Control of Humanoid Robots with Parallel Mechanisms using Differential Actuation Models
Victor Lutz, Ludovic de Matteis, Virgile Batto, Nicolas Mansard
TL;DR
The study addresses control and learning for humanoid robots with parallel actuation by introducing a compact, differentiable actuation model that exactly captures the non-linear transmissions of knee and ankle mechanisms. This Actuated Serial model enables efficient first- and second-order derivatives for trajectory optimization and provides an analytical impedance transfer to motor space for reinforcement learning. By integrating the model into full-body trajectory optimization and RL, and validating on hardware, the approach yields higher accuracy and robustness than constant-ratio approximations and supports transferring serial-trained policies to hardware with actuator-space gains. The results demonstrate practical benefits for WB-MPC and RL in parallel-actuated humanoids, reducing computational overhead while expanding feasible motion envelopes and improving real-world performance.
Abstract
Several recently released humanoid robots, inspired by the mechanical design of Cassie, employ actuator configurations in which the motors are displaced from the joints to reduce leg inertia. While studies accounting for the full kinematic complexity have demonstrated the benefits of these designs, the associated loop-closure constraints greatly increase computational cost and limit their use in control and learning. As a result, the non-linear transmission is often approximated by a constant reduction ratio, preventing exploitation of the mechanism's full capabilities.
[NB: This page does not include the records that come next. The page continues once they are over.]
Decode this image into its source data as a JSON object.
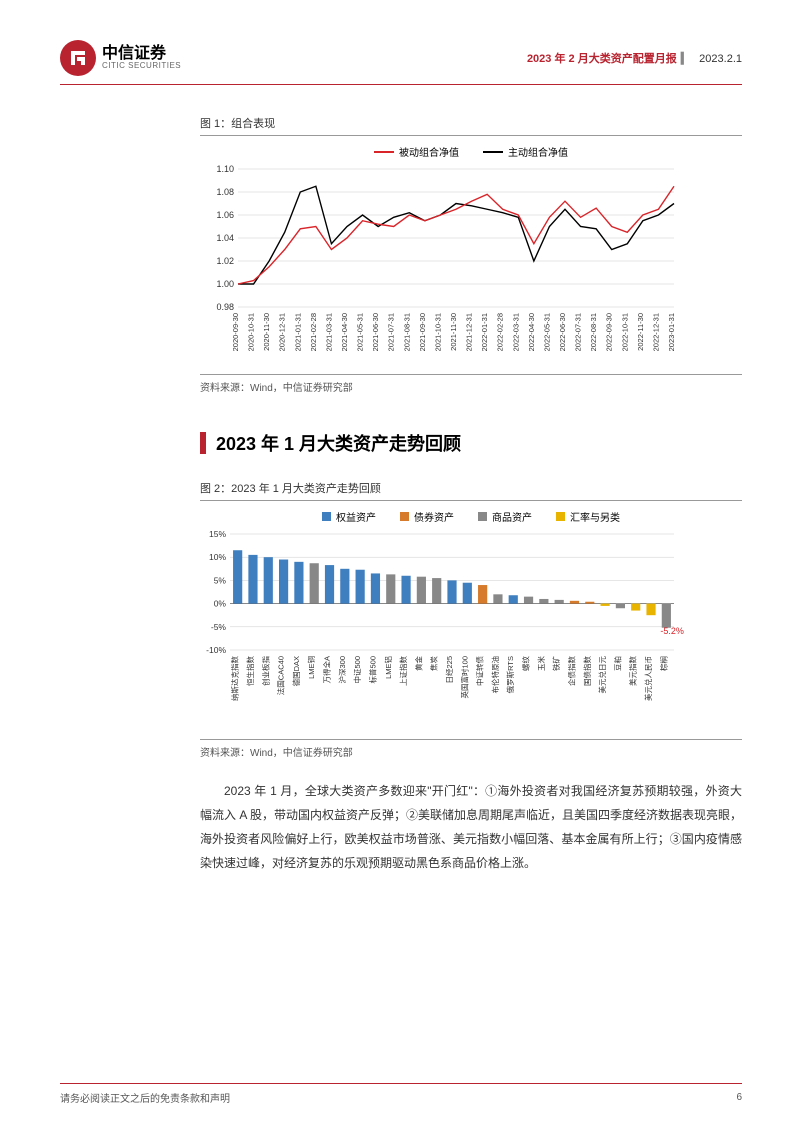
{
  "header": {
    "brand_cn": "中信证券",
    "brand_en": "CITIC SECURITIES",
    "title": "2023 年 2 月大类资产配置月报",
    "date": "2023.2.1"
  },
  "fig1": {
    "label": "图 1：组合表现",
    "source": "资料来源：Wind，中信证券研究部",
    "legend": [
      {
        "label": "被动组合净值",
        "color": "#d9252a"
      },
      {
        "label": "主动组合净值",
        "color": "#000000"
      }
    ],
    "ylim": [
      0.98,
      1.1
    ],
    "yticks": [
      0.98,
      1.0,
      1.02,
      1.04,
      1.06,
      1.08,
      1.1
    ],
    "xticks": [
      "2020-09-30",
      "2020-10-31",
      "2020-11-30",
      "2020-12-31",
      "2021-01-31",
      "2021-02-28",
      "2021-03-31",
      "2021-04-30",
      "2021-05-31",
      "2021-06-30",
      "2021-07-31",
      "2021-08-31",
      "2021-09-30",
      "2021-10-31",
      "2021-11-30",
      "2021-12-31",
      "2022-01-31",
      "2022-02-28",
      "2022-03-31",
      "2022-04-30",
      "2022-05-31",
      "2022-06-30",
      "2022-07-31",
      "2022-08-31",
      "2022-09-30",
      "2022-10-31",
      "2022-11-30",
      "2022-12-31",
      "2023-01-31"
    ],
    "series": {
      "passive": [
        1.0,
        1.003,
        1.015,
        1.03,
        1.048,
        1.05,
        1.03,
        1.04,
        1.055,
        1.052,
        1.05,
        1.06,
        1.055,
        1.06,
        1.065,
        1.072,
        1.078,
        1.065,
        1.06,
        1.035,
        1.058,
        1.072,
        1.058,
        1.066,
        1.05,
        1.045,
        1.06,
        1.065,
        1.085
      ],
      "active": [
        1.0,
        1.0,
        1.02,
        1.045,
        1.08,
        1.085,
        1.035,
        1.05,
        1.06,
        1.05,
        1.058,
        1.062,
        1.055,
        1.06,
        1.07,
        1.068,
        1.065,
        1.062,
        1.058,
        1.02,
        1.05,
        1.065,
        1.05,
        1.048,
        1.03,
        1.035,
        1.055,
        1.06,
        1.07
      ]
    },
    "colors": {
      "passive": "#d9252a",
      "active": "#000000"
    },
    "grid_color": "#cccccc",
    "background": "#ffffff"
  },
  "section": {
    "title": "2023 年 1 月大类资产走势回顾"
  },
  "fig2": {
    "label": "图 2：2023 年 1 月大类资产走势回顾",
    "source": "资料来源：Wind，中信证券研究部",
    "ylim": [
      -10,
      15
    ],
    "yticks": [
      -10,
      -5,
      0,
      5,
      10,
      15
    ],
    "ytick_labels": [
      "-10%",
      "-5%",
      "0%",
      "5%",
      "10%",
      "15%"
    ],
    "legend": [
      {
        "label": "权益资产",
        "color": "#3f7fbf"
      },
      {
        "label": "债券资产",
        "color": "#d67b2c"
      },
      {
        "label": "商品资产",
        "color": "#888888"
      },
      {
        "label": "汇率与另类",
        "color": "#e8b400"
      }
    ],
    "categories": [
      "纳斯达克指数",
      "恒生指数",
      "创业板指",
      "法国CAC40",
      "德国DAX",
      "LME铜",
      "万得全A",
      "沪深300",
      "中证500",
      "标普500",
      "LME铝",
      "上证指数",
      "黄金",
      "焦炭",
      "日经225",
      "英国富时100",
      "中证转债",
      "布伦特原油",
      "俄罗斯RTS",
      "螺纹",
      "玉米",
      "铁矿",
      "企债指数",
      "国债指数",
      "美元兑日元",
      "豆粕",
      "美元指数",
      "美元兑人民币",
      "棕榈"
    ],
    "values": [
      11.5,
      10.5,
      10.0,
      9.5,
      9.0,
      8.7,
      8.3,
      7.5,
      7.3,
      6.5,
      6.3,
      6.0,
      5.8,
      5.5,
      5.0,
      4.5,
      4.0,
      2.0,
      1.8,
      1.5,
      1.0,
      0.8,
      0.6,
      0.4,
      -0.5,
      -1.0,
      -1.5,
      -2.5,
      -5.2
    ],
    "cat_type": [
      "equity",
      "equity",
      "equity",
      "equity",
      "equity",
      "commodity",
      "equity",
      "equity",
      "equity",
      "equity",
      "commodity",
      "equity",
      "commodity",
      "commodity",
      "equity",
      "equity",
      "bond",
      "commodity",
      "equity",
      "commodity",
      "commodity",
      "commodity",
      "bond",
      "bond",
      "fx",
      "commodity",
      "fx",
      "fx",
      "commodity"
    ],
    "type_colors": {
      "equity": "#3f7fbf",
      "bond": "#d67b2c",
      "commodity": "#888888",
      "fx": "#e8b400"
    },
    "annotation": {
      "label": "-5.2%",
      "color": "#d9252a"
    },
    "grid_color": "#cccccc",
    "bar_width": 0.6
  },
  "body": {
    "p1": "2023 年 1 月，全球大类资产多数迎来\"开门红\"：①海外投资者对我国经济复苏预期较强，外资大幅流入 A 股，带动国内权益资产反弹；②美联储加息周期尾声临近，且美国四季度经济数据表现亮眼，海外投资者风险偏好上行，欧美权益市场普涨、美元指数小幅回落、基本金属有所上行；③国内疫情感染快速过峰，对经济复苏的乐观预期驱动黑色系商品价格上涨。"
  },
  "footer": {
    "disclaimer": "请务必阅读正文之后的免责条款和声明",
    "page": "6"
  }
}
This paper introduces a compact analytical formulation for the two standard knee and ankle mechanisms that captures the exact non-linear transmission while remaining computationally efficient. The model is fully differentiable up to second order with a minimal formulation, enabling low-cost evaluation of dynamic derivatives for trajectory optimization and of the apparent transmission impedance for reinforcement learning. We integrate this formulation into trajectory optimization and locomotion policy learning, and compare it against simplified constant-ratio approaches. Hardware experiments demonstrate improved accuracy and robustness, showing that the proposed method provides a practical means to incorporate parallel actuation into modern control algorithms.